Suranjana’s ‘Stitched Collage’ begins at AFD

Artainment Dek

Published: 09:59, 22 April 2024

Suranjana’s ‘Stitched Collage’ begins at AFD

Photo: Collected 

A solo art exhibition by Suranjana Bhattacharja titled ‘Stitched Collage’ has begun at La Galerie of Alliance Française de Dhaka (AFD) in the capital.

Critic Moinuddin Khaled, eminent artist Syed Iqbal, Professor Shishir Bhattacharjee, Faculty of Fine Art, University of Dhaka, Prof. Dr Muhammed Zafar Iqbal, author, physicist, academic, activist and eminent artist Monirul Islam attended the opening ceremony of the exhibition as the special guests.  

Collage as a technique or form of art would be about two thousand years old. After the invention of paper, it started in China and continued through the Middle Ages, in Japan as well as in Europe, before and after Renaissance, in the nineteenth and twentieth century, along with the Surrealist and Dada movement followed by Modern art. Great artists like Pablo Picasso, Georges Braque, Henri Matisse and Wassily Kandinsky among many others did each collage in their own way. Among these maestros, particularly Kandinsky’s work has always been one of the principal sources of surprise, love and inspiration for Suranjana.

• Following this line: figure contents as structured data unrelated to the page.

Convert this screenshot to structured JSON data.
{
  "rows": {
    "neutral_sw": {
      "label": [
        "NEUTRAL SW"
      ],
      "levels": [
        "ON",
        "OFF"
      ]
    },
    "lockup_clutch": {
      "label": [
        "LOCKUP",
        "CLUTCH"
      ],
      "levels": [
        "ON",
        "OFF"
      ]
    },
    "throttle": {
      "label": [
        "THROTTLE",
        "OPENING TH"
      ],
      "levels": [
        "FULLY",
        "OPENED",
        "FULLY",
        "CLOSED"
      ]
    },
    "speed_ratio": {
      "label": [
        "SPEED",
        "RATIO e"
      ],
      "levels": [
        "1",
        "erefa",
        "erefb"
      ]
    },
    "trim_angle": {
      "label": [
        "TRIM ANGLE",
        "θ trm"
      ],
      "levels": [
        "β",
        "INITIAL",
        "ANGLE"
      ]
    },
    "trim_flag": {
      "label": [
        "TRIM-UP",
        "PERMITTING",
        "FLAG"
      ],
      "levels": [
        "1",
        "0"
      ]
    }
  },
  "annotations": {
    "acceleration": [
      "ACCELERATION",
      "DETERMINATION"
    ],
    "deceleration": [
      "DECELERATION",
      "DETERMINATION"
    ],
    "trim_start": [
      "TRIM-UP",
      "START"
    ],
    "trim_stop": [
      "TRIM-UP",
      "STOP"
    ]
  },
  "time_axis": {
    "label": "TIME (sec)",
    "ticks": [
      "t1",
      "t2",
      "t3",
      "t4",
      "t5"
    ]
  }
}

Suranjana, born in Narayanganj but brought up in Chittagong and then in Narsingdi of Bangladesh. She had always a penchant for sewing and got training in a technical school run by Bangladesh Government in Narshingdi in the late eighties. About a decade ago, artist was stricken by Dystrophy, a rare, chronic disease which caused her left hand partly disabled. To fight against the disease, Suranjana started stitched collage, a new form of art inspired by Kandiniski among others. There was a copy of a collage hanging in one of the walls of her Montreal apartment, the famous blue nude by Matisse who also did this when he was almost visually impaired, a mere coincidence, as the artist says. She was immensely motivated by that coincidence and this exhibition is a brainchild of that inspiration.

The exhibition is open to all till April 27 and can be visited according to the following schedule: Monday to Saturday from 3 pm to 9 pm.